Aggretsuko: os abusos do ambiente coorporativo japonês

A frase em inglês lê-se o seguinte: “Vendendo a minha alma, pois sou uma escrava coorporativa”.Crédito: IGN India.

Para aqueles que acompanham mais de perto notícias e temas relacionados ao Japão e sua cultura é sabido que o cenário empresarial apresenta diversas questões problemáticas. Em especial, o mundo do trabalho no espaço coorporativo e os diversos abusos que nele ocorrem diariamente são, de forma indireta, retratados em muitos filmes e séries japonesas.  “Aggretsuko” ou “Aggressive Retsuko” (アグレッシブ烈子, Aguresshibu Retsuko) é uma série animada que une os gêneros drama, comédia e musical, baseada na personagem homônima criada pela produtora de conteúdo Yeti para Sanrio, conglomerado responsável pela comercialização e produção de diversas personagens fictícias japonesas, a mais conhecida até então é a Hello Kitt.

Aggretsuko apareceu pela primeira vez em uma série de curtas de animação da Fanworks, indo ao ar pela TBS Television entre abril de 2016 e março de 2018. A Netflix em abril de 2018 lançou a primeira temporada de 10 episódios originais, com duração de 15 minutos cada e um especial de Natal. A segunda está programada para ser exibida este ano. Em resumo, em um cenário onde mais uma vez os animais substituem os seres humanos, Retsuko é uma panda-vermelha. Tem 25 anos, é solteira e trabalha no departamento de contabilidade de uma trading japonesa. A jovem pandinha precisa enfrentar todos os dias um ambiente de trabalho pouco amigável, com colegas fofoqueiros, enxeridos e puxa-saco de um chefe machista, que praticamente não trabalha e que a agride verbalmente todos os dias.

Crédito: Netflix.

A única válvula de escape que a personagem principal encontra é cantar e gritar sozinha, ao som de heavy metal, em uma cabine de karaokê, deixando suas emoções e frustrações extravasarem. Bastante engraçada aparentemente, a série guarda em si uma situação dolorosa, triste e muito preocupante, em especial pela temática universal que resguarda. Dificilmente quem já trabalhou em um ambiente empresarial complicado, por mais pequeno, não vai entender e ver-se no lugar de Ratsuko, rindo alto das situações que já enfrentou um dia.

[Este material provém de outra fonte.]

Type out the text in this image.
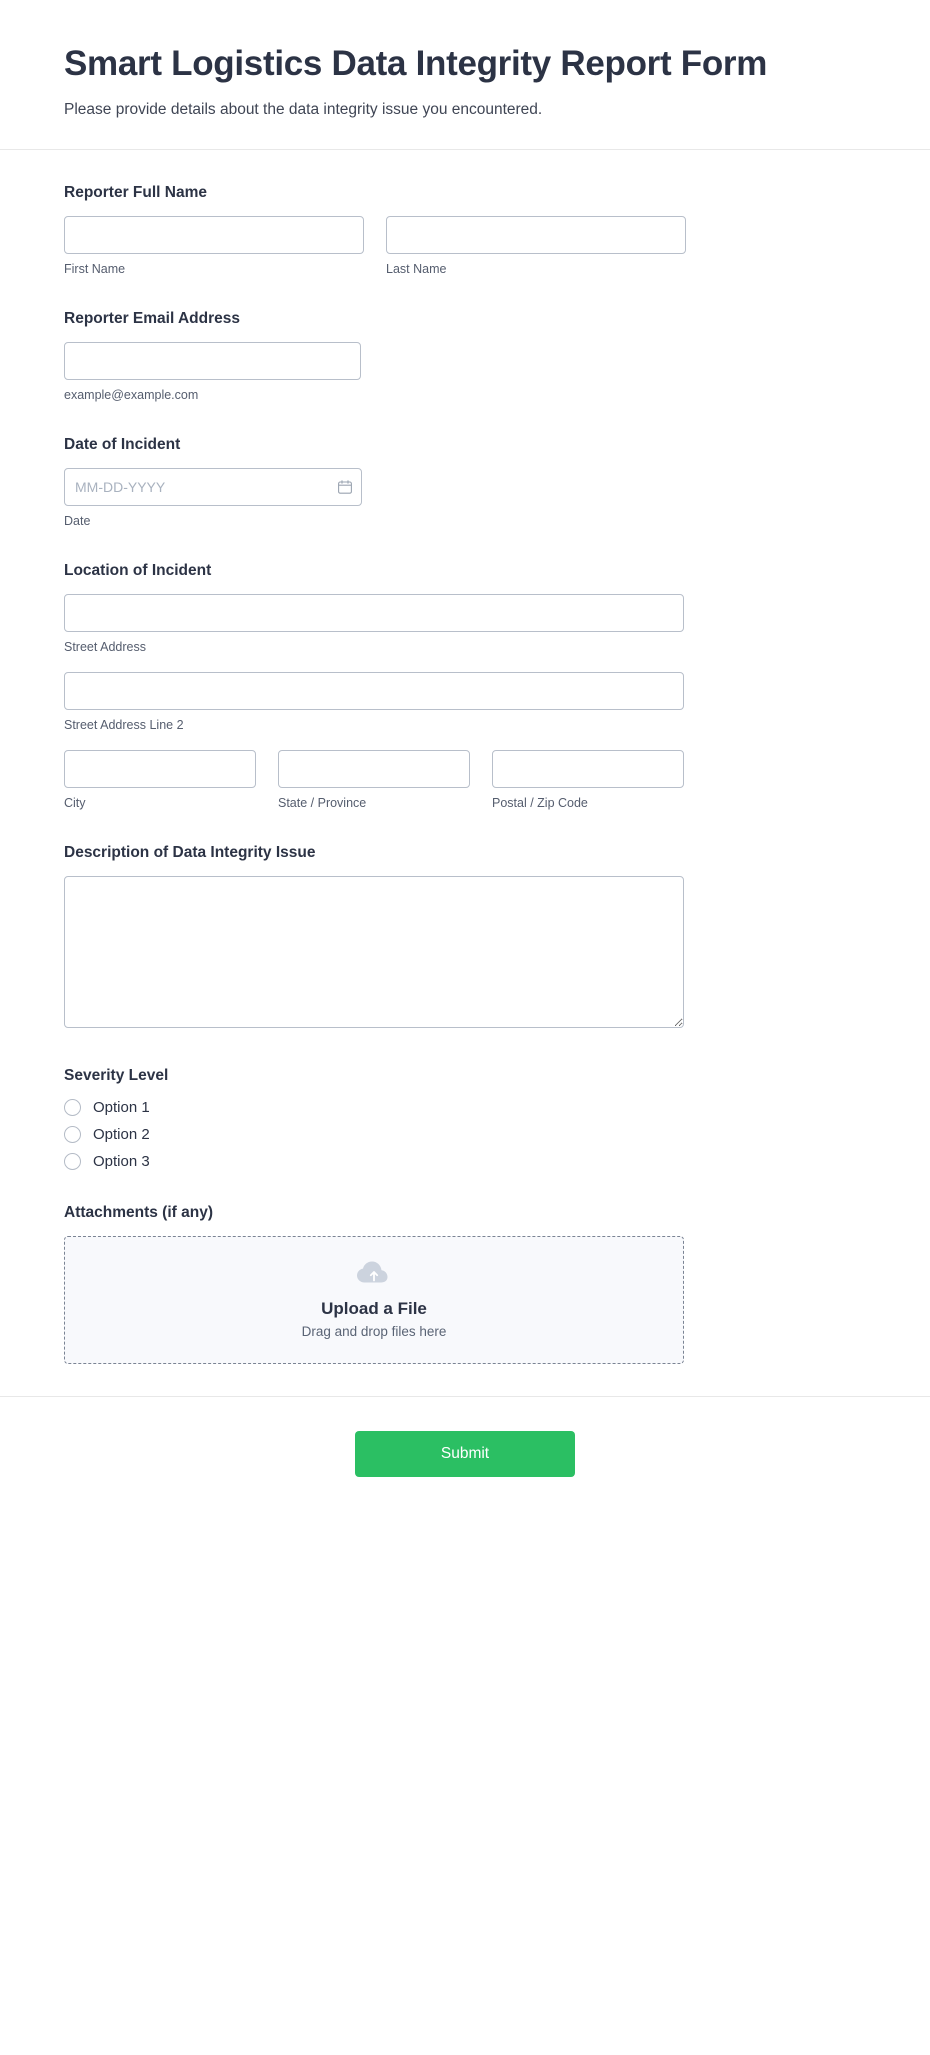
Smart Logistics Data Integrity Report Form

Please provide details about the data integrity issue you encountered.

Reporter Full Name
First Name	Last Name
Reporter Email Address
example@example.com
Date of Incident
MM-DD-YYYY
Date
Location of Incident
Street Address
Street Address Line 2
City	State / Province	Postal / Zip Code
Description of Data Integrity Issue
Severity Level
Option 1
Option 2
Option 3
Attachments (if any)
Upload a File
Drag and drop files here
Submit
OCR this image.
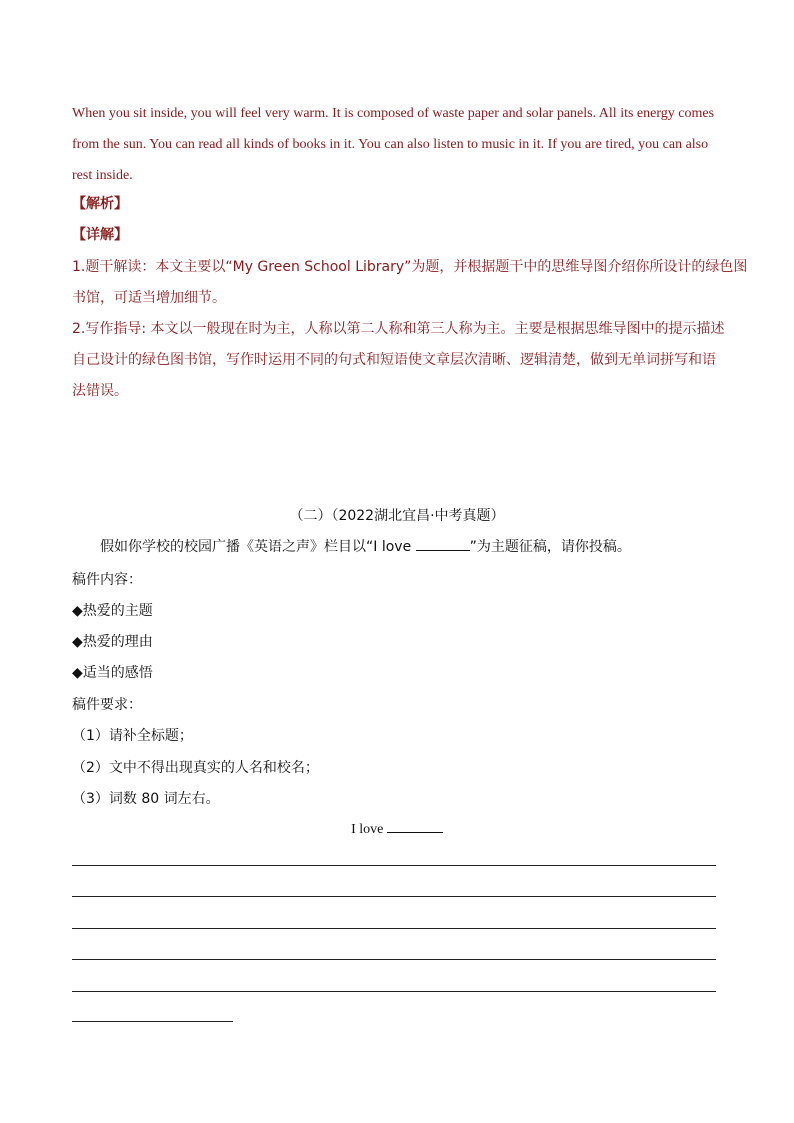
When you sit inside, you will feel very warm. It is composed of waste paper and solar panels. All its energy comes
from the sun. You can read all kinds of books in it. You can also listen to music in it. If you are tired, you can also
rest inside.
【解析】
【详解】
1.题干解读：本文主要以“My Green School Library”为题，并根据题干中的思维导图介绍你所设计的绿色图
书馆，可适当增加细节。
2.写作指导: 本文以一般现在时为主，人称以第二人称和第三人称为主。主要是根据思维导图中的提示描述
自己设计的绿色图书馆，写作时运用不同的句式和短语使文章层次清晰、逻辑清楚，做到无单词拼写和语
法错误。
（二）（2022湖北宜昌·中考真题）
假如你学校的校园广播《英语之声》栏目以“I love	”为主题征稿，请你投稿。
稿件内容：
◆热爱的主题
◆热爱的理由
◆适当的感悟
稿件要求：
（1）请补全标题；
（2）文中不得出现真实的人名和校名；
（3）词数 80 词左右。
I love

Ratsuko é um símbolo de trabalhadora escrava coorporativa. Crédito: Sanrio.

Ao longo do tempo, Retsuko faz amizades que irão auxiliá-la a enfrentar certas questões no trabalho. Suas amigas e colegas são mais objetivas, ardilosas e frias no relacionamento que estabelecem com as figuras masculinas e de poder na empresa. Elas afirmam suas vontades e não se deixam explorar tão facilmente, mas ao mesmo tempo necessitam sustentar uma imagem pouco compatível com a realidade: a de mulheres absolutamente resolvidas em tudo.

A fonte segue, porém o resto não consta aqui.